Silas’s eye twitches, a faint flicker of frustration. “This won’t be forever.”
He sounds so confident. So profoundly sure of himself. And I so desperately want to believe him that he doesn't have to say another word.
I’m already reaching for my coat.
Silas
Last night, the mansion was just an imposing silhouette. This morning, under the stark light of a gray winter day, the scale of it is a tactical disaster. Four full levels of stone and glass. Sixteen thousand square feet of blind spots.
As we walk, Ava gestures toward the neighboring estates—shrouded in privacy hedges and high stone walls—explaining the history of the block, the quiet prestige of Guilford, and how the neighbors mostly keep to themselves. To her, it’s a community. To me, it’s an acre and a half of unmonitored perimeter.
She reaches the path and taps my arm, her voice shifting to a warning. “Watch out for the loose tile.”
I don’t sidestep it. I crouch, pressing my fingers into the stone. It doesn't shift. I lean in closer, squinting. The grout along the edge is a shade lighter than the rest—clean, smoothed, and reset with a precision that borders on surgical. No chips. No cracks.
I straighten, my jaw locking. “Do you have a handyman?”
Her eyes fix on the tile, her breath hitching as the "neighborly" tone vanishes. “Earl… but he said he’d get to it in the spring.”
The realization is a cold weight in my gut. He was back. Working in the dark.
And no one saw him.
I grip her by the elbow and steer her toward the front door. "Inside. Now."
Entering the house only makes the feeling worse. Sixteen thousand square feet is too much vertical separation—a labyrinth of corridors that vanish into stairwells. If I’m with her on one floor, the other three might as well be enemy territory. One man can’t patrol an acre and a half of dense landscaping and still keep eyes on the asset.
The grounds are a sieve. Trees, dark corners, and long fence lines mean someone could watch this place for days without ever being seen. There are too many doors. Front, back, conservatory, basement—every extra entrance’s a problem I can’t stand in front of when things go sideways.
I follow Ava up the winding staircase, close enough to cover her, far enough not to crowd her. Old houses don't just hold secrets; they amplify mistakes.

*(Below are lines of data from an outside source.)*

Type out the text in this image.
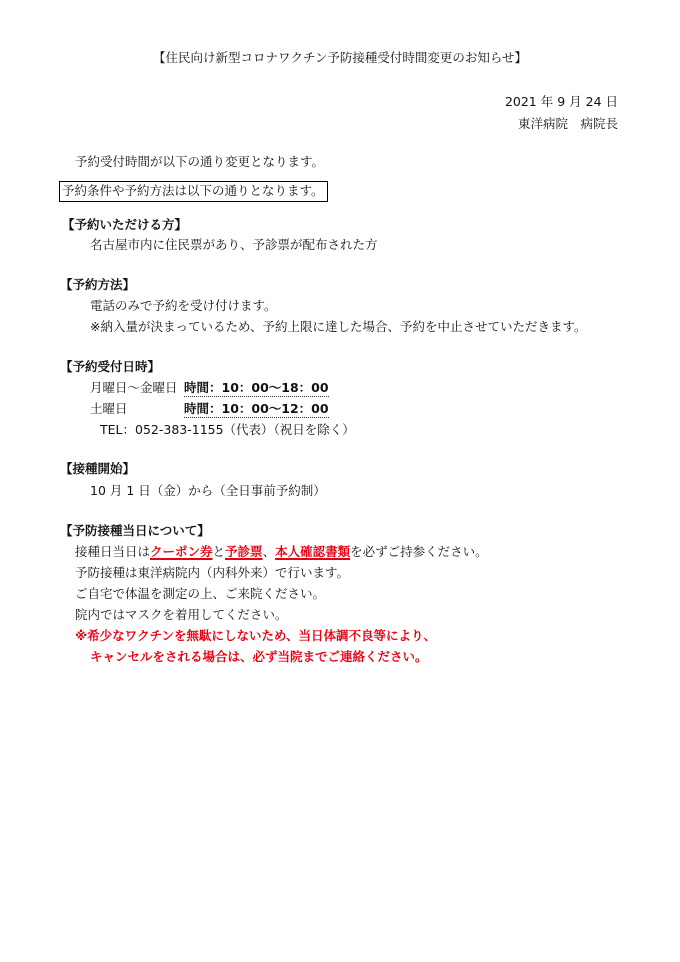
【住民向け新型コロナワクチン予防接種受付時間変更のお知らせ】
2021 年 9 月 24 日
東洋病院　病院長
予約受付時間が以下の通り変更となります。
予約条件や予約方法は以下の通りとなります。
【予約いただける方】
名古屋市内に住民票があり、予診票が配布された方
【予約方法】
電話のみで予約を受け付けます。
※納入量が決まっているため、予約上限に達した場合、予約を中止させていただきます。
【予約受付日時】
月曜日～金曜日 時間：10：00～18：00
土曜日	時間：10：00～12：00
TEL：052-383-1155（代表）（祝日を除く）
【接種開始】
10 月 1 日（金）から（全日事前予約制）
【予防接種当日について】
接種日当日はクーポン券と予診票、本人確認書類を必ずご持参ください。
予防接種は東洋病院内（内科外来）で行います。
ご自宅で体温を測定の上、ご来院ください。
院内ではマスクを着用してください。
※希少なワクチンを無駄にしないため、当日体調不良等により、
キャンセルをされる場合は、必ず当院までご連絡ください。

My pace adjusts. I take the inside line, putting my body between her and the shadows of the landing above.
“Do you mind if I take a look around?” I ask.
Ava nods, her mind already elsewhere. “Go ahead. There’s not a lot to see on the top floors.”
That’s exactly why I take the second floor first.
I clear the rooms in conditioned reflex—handle, hinge, corner. The guest rooms are tombs of undisturbed dust and cedar-scented silence. The bathroom window’s been painted shut, the seal intact.
I pause at the top of the staircase. Below me, a drawer closes. Ava. She’s still packing, completely oblivious.
I reach the third floor, my lungs tightening in the thin, stagnant air. It smells of mothballs and funeral parlors—rolled carpets and coats sealed in plastic like specimens. I don't just enter the final room; I shoulder the door open, watching the gray afternoon light slice across a stripped mattress.
I move through the ritual: checking the corners, the mouth of the closet, the stagnant shadows behind the door. I’m already halfway to the hallway, ready to write the room off, when the light shifts. A metallic glint sparks from the floorboards—a sharp, cold needle of silver that stops me mid-step.
I don't breathe as I crouch. The screws on the A/C unit are too clean—no paint chips, no stripped edges. This hasn't been serviced; it’s been used. On the floor, the dust’s been swept into a faint, telltale arc where the vent’s been swung open, again and again.
I look up. The window above the unit offers a long, unobstructed sightline of the driveway. But the vent angle doesn't point outside. It points down.
A straight shot through the floorboards.
Someone’s been watching her sleep.
I stay crouched by the vent, my pulse a heavy thrum in my fingertips. I don’t want to move. If I stand up, if I walk down those stairs and tell her what I’ve found, the world changes.
I look through the slats one more time. The angle’s perfect. It’s surgical. Whoever did this didn’t just want to see her; they wanted to own the view of her at her most vulnerable.